Whitewater is abundant in some American rivers, especially in Oregon where the drift boat originated, and in these areas a drift boat is the preferred type of vessel.

Rapids

It isn’t just whitewater that this vessel can easily handle, the drift boat was designed to ride rapids and can easily handle very turbulent water.

Where you would normally only see whitewater kayaks and river rafts it is not unusual to see the odd drift boat rowing by.

Due to its incredible stability and superior handling a drift boat can handle rivers with up to class IV rapids (though only by experienced boaters). In most cases drift owners will think nothing of running class II and class III rapids.

Running rapids in the Rogue River, Oregon (video)

Rocky canyon passes

A drift boat is very responsive to the oarsman and can literally turn on a dime. This fast and easy responsiveness is needed when river running on very turbulent waters as constant and continual adjustments must be made but it is even more essential when passing through tight rocky canyon passes.

This type of whitewater river running is usually done in a modern inflatable river raft that can take hard knocks and will simply bounce off rocky outcroppings. As most drift boats are made of wood they would not fair as well as a rubber raft if they hit the rocks. So skill and patience is needed when navigating through these areas.

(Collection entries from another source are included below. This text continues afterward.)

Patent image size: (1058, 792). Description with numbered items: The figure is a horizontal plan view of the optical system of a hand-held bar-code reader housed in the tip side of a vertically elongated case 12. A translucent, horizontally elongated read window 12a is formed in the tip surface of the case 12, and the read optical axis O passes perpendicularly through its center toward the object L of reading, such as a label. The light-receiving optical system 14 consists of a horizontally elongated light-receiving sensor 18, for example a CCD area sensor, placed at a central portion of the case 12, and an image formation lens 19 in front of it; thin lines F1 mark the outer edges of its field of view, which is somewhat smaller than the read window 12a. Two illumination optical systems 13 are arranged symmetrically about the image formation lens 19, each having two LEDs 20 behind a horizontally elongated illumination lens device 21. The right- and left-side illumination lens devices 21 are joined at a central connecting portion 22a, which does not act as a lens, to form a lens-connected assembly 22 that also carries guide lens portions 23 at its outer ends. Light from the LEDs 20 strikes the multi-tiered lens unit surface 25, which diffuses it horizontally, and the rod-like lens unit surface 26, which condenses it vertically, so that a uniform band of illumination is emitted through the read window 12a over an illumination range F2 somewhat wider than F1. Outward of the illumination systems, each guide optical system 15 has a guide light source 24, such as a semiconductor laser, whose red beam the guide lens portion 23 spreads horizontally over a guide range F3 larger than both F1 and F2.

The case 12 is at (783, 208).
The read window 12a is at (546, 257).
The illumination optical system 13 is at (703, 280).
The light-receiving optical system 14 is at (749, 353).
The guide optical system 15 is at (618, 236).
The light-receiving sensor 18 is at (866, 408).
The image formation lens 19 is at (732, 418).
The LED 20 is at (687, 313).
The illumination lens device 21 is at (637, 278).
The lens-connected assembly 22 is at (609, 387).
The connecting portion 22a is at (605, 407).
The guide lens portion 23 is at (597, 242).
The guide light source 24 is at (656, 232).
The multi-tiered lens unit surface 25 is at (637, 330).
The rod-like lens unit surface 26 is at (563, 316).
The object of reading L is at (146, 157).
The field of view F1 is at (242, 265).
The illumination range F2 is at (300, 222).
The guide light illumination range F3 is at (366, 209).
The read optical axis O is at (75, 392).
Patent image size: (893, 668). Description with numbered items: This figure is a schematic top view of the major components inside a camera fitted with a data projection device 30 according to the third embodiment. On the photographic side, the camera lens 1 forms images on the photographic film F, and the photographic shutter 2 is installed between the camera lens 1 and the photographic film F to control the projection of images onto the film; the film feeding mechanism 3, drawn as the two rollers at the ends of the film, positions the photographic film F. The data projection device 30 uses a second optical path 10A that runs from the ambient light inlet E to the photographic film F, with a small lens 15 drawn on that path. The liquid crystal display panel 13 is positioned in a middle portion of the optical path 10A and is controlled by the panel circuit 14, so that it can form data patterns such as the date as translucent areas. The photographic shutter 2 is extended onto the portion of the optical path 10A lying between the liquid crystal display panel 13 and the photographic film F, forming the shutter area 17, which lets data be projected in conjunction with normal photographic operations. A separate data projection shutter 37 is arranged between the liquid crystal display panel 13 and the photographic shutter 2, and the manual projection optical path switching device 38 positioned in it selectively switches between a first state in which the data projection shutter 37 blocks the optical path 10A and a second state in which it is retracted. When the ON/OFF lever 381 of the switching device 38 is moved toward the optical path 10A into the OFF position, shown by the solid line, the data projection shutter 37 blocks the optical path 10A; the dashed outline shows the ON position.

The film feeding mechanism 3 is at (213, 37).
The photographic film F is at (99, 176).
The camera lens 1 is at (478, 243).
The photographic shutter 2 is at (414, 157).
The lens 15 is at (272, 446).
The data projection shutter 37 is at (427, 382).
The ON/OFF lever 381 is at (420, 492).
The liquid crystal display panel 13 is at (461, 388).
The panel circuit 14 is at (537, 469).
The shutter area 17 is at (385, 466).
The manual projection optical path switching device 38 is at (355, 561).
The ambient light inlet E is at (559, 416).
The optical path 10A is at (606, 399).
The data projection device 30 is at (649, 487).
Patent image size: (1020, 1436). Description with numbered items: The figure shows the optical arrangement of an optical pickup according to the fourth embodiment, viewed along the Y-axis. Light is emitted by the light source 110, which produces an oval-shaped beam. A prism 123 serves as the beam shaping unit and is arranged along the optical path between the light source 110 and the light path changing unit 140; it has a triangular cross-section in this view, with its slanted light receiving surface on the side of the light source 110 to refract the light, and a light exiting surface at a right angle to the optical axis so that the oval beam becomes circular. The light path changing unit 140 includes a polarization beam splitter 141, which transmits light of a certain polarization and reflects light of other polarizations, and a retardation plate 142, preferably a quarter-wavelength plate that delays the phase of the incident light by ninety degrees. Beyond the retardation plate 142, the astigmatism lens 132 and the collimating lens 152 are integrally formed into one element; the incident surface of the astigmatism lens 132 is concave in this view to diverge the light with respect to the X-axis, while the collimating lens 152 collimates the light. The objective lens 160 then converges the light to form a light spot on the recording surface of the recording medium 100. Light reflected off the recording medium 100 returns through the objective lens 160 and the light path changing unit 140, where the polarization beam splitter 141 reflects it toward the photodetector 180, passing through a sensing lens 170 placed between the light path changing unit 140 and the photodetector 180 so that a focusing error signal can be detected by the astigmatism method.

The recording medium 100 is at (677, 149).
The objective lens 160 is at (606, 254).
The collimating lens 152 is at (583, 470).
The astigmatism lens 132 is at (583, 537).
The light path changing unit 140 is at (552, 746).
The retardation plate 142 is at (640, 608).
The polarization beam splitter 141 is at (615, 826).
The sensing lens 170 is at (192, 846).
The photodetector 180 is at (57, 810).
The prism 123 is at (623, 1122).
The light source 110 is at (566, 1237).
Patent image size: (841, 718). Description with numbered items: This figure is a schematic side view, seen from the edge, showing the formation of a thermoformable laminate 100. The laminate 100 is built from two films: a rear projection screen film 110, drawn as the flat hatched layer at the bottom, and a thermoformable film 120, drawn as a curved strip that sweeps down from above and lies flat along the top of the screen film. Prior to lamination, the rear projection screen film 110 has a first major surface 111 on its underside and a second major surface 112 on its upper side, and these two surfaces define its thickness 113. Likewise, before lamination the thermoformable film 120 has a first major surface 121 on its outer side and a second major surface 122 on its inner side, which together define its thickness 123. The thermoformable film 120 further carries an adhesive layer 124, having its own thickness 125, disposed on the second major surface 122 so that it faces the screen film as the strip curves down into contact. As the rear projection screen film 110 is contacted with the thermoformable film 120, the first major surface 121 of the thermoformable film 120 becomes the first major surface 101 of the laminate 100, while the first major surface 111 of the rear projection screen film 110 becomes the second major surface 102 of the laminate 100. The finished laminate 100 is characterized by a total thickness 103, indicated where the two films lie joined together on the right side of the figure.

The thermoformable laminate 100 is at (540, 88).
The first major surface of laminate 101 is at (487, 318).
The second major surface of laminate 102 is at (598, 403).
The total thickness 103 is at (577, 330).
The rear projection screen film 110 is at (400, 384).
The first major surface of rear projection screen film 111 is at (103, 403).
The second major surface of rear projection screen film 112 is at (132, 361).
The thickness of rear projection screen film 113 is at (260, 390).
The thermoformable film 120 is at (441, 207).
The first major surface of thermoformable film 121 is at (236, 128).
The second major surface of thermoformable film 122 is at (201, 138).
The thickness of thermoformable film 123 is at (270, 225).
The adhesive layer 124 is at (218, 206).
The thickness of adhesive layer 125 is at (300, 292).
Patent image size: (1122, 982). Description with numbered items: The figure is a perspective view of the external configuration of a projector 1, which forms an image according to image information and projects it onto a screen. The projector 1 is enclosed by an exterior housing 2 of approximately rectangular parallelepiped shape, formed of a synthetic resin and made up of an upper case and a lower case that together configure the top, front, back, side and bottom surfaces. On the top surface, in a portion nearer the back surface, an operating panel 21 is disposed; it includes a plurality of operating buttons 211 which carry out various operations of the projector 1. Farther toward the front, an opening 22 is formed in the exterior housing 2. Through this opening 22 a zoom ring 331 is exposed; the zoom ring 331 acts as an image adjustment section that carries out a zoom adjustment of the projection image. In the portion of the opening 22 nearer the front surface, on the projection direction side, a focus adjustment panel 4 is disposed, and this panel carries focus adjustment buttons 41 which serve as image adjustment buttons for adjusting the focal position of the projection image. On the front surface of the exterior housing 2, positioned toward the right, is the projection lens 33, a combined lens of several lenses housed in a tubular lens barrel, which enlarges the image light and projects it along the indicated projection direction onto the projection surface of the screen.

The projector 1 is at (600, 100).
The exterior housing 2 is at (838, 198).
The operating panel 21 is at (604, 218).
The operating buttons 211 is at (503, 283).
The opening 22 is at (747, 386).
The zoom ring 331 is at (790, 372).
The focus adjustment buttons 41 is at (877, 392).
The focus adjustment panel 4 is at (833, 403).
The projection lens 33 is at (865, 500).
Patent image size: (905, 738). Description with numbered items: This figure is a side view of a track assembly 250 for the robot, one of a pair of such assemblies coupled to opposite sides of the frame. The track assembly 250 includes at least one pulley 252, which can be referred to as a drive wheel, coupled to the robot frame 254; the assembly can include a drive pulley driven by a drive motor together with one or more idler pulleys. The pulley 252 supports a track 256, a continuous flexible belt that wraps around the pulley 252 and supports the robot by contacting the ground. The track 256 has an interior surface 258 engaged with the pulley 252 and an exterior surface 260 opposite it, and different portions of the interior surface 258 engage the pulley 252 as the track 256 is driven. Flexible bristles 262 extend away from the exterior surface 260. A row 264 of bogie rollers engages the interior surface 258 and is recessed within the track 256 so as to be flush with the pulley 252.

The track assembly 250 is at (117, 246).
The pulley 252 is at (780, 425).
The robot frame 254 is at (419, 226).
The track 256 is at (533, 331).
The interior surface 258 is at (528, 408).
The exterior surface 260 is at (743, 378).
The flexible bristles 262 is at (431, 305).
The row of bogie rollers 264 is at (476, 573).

You will see in the video below that fast and accurate movements of the oars are needed when navigating rocky areas of water and because of its fast responsiveness a drift excels in these situations.

Drift boat river running (video)

In the video below you will see why boaters use drift boats to river run.

Summary

Drift boats are unique inland waterway vessels with a shallow draft. They are most often used for drift boat fishing and river running.

Drift boat fishing involves an angler standing at the bow of the boat casting off downstream while the drift boat moves upstream.

River running involves rowing through whitewater, rapids and tight rocky canyon passes.

As a drift boat evolved from an ocean-worthy vessel, yet has a flat bottom, it can navigate through shallow water easily while also being able to handle turbulent water making it ideal for use in rivers with whitewater and rapids.